The biggest influence on how much you have to save for a home will be the home’s list price. When buying a home, a certain portion of the list price will be paid upfront, while the rest will be paid off in a mortgage loan. It is recommended that the down payment for your home be at least 20% of the list price. So if you’re buying a house for $500,000, you’re going to have to save around $100,000 just for the down payment alone. If you want a good idea of how much you’ll need to save, pick out some houses you like and use their list prices to get a ballpark estimate of what you need to save.
Something that many people don’t factor into the amount they have to save is closing costs. Typically, closing costs will require you to pay several thousands of dollars, making it a decent-sized expense that you need to take care of. Closing costs are an umbrella term that covers a wide variety of fees that you need to settle when you buy a home. These fees include but aren’t limited to: origination fees, title insurance, credit report fees, and administrative costs. Although you can negotiate with the seller to get them to pay some of the closing costs, the buyer is typically stuck with the lion’s share of the fees. As a result, closing costs will almost always be an expense that you need to save a few extra thousand dollars for.
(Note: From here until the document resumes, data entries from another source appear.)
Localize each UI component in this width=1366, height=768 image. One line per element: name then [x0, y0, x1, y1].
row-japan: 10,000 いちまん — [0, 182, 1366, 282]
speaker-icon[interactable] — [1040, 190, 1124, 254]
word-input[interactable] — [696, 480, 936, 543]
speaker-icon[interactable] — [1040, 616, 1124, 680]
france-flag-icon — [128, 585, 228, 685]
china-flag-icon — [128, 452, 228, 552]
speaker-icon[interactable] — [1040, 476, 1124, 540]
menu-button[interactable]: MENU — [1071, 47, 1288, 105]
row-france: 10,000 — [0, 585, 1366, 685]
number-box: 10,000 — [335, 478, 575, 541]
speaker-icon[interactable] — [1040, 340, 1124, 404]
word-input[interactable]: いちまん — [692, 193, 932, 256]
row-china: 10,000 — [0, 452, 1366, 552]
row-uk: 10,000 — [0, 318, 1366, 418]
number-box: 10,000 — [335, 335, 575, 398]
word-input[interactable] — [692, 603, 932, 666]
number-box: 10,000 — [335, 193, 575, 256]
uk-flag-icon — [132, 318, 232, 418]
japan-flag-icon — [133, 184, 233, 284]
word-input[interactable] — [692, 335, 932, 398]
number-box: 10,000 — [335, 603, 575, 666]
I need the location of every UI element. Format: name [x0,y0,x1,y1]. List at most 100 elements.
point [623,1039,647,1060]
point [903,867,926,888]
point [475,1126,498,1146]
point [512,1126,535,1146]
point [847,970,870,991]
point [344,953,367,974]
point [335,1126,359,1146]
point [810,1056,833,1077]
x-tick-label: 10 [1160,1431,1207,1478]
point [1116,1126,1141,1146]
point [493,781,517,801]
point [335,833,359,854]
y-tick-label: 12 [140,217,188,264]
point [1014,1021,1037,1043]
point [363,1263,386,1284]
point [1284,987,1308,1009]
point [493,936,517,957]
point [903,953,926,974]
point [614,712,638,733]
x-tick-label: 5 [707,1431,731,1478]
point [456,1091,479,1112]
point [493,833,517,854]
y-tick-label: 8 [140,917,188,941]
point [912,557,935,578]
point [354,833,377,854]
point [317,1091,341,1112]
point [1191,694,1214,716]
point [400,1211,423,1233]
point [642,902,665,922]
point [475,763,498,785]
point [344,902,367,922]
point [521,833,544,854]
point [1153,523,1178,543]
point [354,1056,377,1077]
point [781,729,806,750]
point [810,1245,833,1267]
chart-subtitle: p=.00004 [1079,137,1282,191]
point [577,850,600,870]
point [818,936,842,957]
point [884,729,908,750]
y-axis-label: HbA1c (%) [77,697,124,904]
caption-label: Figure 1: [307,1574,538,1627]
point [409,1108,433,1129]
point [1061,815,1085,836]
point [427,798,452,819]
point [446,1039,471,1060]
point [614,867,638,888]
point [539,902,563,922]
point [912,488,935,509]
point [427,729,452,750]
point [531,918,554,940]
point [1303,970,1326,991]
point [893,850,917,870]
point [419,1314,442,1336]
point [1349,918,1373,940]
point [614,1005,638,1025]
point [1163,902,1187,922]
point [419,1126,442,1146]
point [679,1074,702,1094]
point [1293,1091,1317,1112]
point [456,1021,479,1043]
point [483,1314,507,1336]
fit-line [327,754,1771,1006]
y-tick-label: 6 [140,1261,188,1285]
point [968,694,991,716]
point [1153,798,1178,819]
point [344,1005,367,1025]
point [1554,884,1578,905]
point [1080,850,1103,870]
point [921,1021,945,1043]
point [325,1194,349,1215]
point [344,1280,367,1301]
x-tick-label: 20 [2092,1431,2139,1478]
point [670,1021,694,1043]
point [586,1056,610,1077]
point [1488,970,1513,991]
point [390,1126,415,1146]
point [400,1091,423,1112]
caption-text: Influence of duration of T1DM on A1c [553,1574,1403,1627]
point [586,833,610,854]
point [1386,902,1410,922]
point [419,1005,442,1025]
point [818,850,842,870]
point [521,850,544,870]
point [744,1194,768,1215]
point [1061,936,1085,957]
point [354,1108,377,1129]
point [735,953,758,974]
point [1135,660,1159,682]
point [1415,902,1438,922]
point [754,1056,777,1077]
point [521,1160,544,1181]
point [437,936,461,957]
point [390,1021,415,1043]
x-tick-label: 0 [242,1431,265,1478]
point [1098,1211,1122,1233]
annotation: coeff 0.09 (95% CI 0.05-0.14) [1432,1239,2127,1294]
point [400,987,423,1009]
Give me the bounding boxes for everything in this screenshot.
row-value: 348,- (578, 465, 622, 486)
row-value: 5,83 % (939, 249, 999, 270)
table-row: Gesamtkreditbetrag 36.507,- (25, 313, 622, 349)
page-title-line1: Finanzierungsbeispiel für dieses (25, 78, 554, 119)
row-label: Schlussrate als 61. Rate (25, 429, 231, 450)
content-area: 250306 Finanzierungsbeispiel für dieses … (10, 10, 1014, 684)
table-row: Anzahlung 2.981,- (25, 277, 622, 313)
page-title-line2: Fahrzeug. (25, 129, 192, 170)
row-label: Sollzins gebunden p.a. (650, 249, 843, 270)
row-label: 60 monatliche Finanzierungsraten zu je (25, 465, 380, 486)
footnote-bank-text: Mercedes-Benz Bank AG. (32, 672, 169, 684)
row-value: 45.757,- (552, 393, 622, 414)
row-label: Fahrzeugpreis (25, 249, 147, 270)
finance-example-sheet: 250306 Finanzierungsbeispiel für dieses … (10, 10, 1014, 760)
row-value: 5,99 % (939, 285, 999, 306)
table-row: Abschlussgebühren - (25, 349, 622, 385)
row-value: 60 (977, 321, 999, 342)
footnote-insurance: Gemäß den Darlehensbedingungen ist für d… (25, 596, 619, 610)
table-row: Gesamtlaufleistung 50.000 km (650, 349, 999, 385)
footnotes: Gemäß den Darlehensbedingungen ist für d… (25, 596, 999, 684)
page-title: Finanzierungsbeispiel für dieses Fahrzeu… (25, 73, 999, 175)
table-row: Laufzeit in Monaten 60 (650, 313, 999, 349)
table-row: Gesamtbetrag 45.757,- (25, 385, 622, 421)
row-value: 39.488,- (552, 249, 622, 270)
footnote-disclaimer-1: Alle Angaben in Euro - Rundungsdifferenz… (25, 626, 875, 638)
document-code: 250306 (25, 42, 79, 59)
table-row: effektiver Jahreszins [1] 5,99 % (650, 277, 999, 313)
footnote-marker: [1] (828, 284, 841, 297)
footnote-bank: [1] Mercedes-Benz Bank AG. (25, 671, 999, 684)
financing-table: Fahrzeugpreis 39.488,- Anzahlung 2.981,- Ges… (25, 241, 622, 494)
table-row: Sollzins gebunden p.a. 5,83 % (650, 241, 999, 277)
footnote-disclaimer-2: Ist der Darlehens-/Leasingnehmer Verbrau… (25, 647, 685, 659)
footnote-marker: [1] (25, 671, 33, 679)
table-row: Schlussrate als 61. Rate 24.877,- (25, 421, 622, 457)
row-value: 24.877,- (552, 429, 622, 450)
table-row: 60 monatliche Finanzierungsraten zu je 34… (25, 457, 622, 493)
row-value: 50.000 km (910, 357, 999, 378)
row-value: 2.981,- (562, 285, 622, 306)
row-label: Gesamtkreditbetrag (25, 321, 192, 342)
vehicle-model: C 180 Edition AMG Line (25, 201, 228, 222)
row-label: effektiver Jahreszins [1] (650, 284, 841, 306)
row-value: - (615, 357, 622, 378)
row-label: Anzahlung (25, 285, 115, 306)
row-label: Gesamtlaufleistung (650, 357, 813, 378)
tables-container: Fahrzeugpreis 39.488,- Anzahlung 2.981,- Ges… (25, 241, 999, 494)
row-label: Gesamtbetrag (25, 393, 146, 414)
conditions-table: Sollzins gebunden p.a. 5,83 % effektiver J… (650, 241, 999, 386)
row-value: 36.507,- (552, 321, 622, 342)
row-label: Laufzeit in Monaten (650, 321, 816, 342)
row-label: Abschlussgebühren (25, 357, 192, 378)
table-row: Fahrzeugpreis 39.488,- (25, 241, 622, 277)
A common mistake that many homebuyers make is only saving up enough to cover the home’s down payment and closing costs. While you certainly need to have enough money, that alone shouldn’t be your savings goal. You should always have some type of emergency fund if something like an unexpected medical problem or car issue comes up. You need to have some kind of savings to cover these unexpected costs, or else they’re going to wreak major havoc in your life. You might think that these events are rare, but spending all your savings simply isn’t worth the risk. As a result, you may want to save an extra couple hundred dollars just so you have a safety net in an emergency scenario.